Nigeria’s total public debt stock, the tradingeconomics.com says, stands at N12.2trilion ($63.8billion) as of June 30th, 2015. About $10.3billion of this quoted amount, analysis noted, comprised of external debt. These figures, they further argued, represent our country’s highest debt profile since 2007. The deductions are that, these growths in the volume of debt resulted from massive borrowing from both domestic and external sources by the states and federal government as data obtained via the debt Management Office (DMO) reveals. These loopholes, however, can be curbed and blocked if the tax revenue leakages are quickly corrected and ended.

The above figures, made available via different channels on the Public Debt in Nigeria, reveal the need for actions to let the will of the people be decided on issues of tax treaties. While Nigeria is giving away huge tax holidays to multinationals companies; it is instructive to let people know that taxes do not produce national wealth and development. It is, however, an important means by which developing countries in Africa with high public and international debts and poor infrastructures and social amenities, could solve part of her social problems.

Need for urgent united action

Interestingly, there have been remonstrations in parts of Africa on issues of tax treaties. In 2016, some members of ACTIVISTA organize series of stunts around tax justice to the National Assembly. The central labour leaders also organized a protest demo to ministry of finance on tax justices.

Also in Abuja, tax treaties training was organized by ActionAid Nigeria on 22nd and 23rd of February, while that of the African Summit on Tax Treaties held from 24th to 25th of February 2017. The two events hosted participants from different countries, Federal Inland Revenue Services (FIRS) and unions with a few government representatives in attendance. Conclusively, all these actions that can be dubbed a pull of momentum to reshape the future of a continent and nation hitherto laden with sorrow and tears.

Recalling one of the late Afro beat musician, Fela Anikulapo’s radical rhythms back in the early 1980s “International Thief-Thief (ITT), in which he used the song to expose the inter-continental and international thieveries cross-exchanging among the governments and multinationals that used to come to exploit Africa’s rich resources; it is pertinent to assert that, sadly years after his demise, the same trend continues till date.

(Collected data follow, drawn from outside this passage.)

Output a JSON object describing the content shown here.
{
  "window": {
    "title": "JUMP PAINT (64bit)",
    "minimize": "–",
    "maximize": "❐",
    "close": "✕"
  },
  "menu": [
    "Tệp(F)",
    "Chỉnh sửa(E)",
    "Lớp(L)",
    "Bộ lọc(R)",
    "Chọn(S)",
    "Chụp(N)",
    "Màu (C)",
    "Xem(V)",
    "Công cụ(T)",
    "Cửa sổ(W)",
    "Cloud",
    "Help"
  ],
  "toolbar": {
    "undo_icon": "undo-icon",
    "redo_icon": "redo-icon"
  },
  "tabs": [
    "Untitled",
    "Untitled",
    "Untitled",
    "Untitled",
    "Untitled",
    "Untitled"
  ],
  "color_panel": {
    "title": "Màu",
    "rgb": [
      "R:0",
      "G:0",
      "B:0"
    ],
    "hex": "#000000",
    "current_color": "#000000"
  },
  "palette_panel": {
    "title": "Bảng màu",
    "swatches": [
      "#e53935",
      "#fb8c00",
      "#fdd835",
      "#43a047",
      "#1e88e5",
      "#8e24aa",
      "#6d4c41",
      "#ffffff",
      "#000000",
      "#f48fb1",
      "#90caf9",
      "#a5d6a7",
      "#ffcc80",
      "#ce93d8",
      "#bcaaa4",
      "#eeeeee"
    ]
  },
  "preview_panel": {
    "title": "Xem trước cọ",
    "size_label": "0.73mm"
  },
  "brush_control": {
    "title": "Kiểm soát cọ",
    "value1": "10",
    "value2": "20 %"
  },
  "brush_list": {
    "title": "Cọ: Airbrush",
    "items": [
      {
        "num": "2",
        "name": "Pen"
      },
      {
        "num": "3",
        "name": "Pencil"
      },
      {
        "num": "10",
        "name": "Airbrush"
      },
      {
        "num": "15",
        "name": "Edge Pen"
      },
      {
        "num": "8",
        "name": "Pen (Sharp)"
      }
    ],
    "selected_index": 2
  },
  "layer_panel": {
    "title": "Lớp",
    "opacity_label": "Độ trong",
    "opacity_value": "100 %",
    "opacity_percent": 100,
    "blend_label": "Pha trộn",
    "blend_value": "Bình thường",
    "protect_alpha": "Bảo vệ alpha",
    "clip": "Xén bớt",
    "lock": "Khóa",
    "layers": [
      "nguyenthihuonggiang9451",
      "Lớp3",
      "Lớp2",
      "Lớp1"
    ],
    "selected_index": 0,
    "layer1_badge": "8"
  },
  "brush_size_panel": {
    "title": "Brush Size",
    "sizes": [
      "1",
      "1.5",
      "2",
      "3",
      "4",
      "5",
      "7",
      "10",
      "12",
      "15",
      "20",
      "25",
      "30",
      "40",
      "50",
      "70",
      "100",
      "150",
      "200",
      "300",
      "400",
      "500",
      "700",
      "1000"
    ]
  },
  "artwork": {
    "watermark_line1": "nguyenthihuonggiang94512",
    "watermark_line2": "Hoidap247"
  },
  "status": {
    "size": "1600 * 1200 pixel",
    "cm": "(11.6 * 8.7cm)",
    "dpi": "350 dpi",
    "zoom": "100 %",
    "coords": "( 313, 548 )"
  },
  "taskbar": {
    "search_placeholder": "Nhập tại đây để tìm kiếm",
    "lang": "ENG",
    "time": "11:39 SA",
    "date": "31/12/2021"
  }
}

And this makes the heart heavy as one continues to wonder why Africans are so subjected to untold sufferings amidst abundance whereas multinational entities return to their countries with huge profits, earned through back door transactions, in the name of tax holidays.

At this point, fellow Africans, let us assert to our leaders that we can no longer fold our arms and accept this injustice. Let us shout affirmatively that enough is enough! Just as a tree cannot make a forest; let us together rise up and defend the future of our continent. Now is the time to call guilt-ridden African leaders to stop the crime against her own people through tax treaties.

We need to enforce our existing movements in order to consolidate on the past gains and forge ahead with dedicated meetings, public awareness and press campaigns as well as utilize the use of community programmes to sensitize our people on the significance of tax treaties and tax power.

We use this medium to call on Trade Union Leaders in Africa to get ready to play leading roles in this fight to end revenue leakages.

Interestingly, a member of Nigeria’s National Assembly, Honorable Kehinde Odenenye, is already on the tax justices campaign train. After raising the motion at the Lower Chamber, he has also reached out to the ActionAid Nigeria to provide vital information to enlighten the Nigerian public.

His stance, like that of the many participants of the African summit on tax treaties, was that of a renewed hope in the struggle for tax justices in Africa to permanently put an end to tax leakages.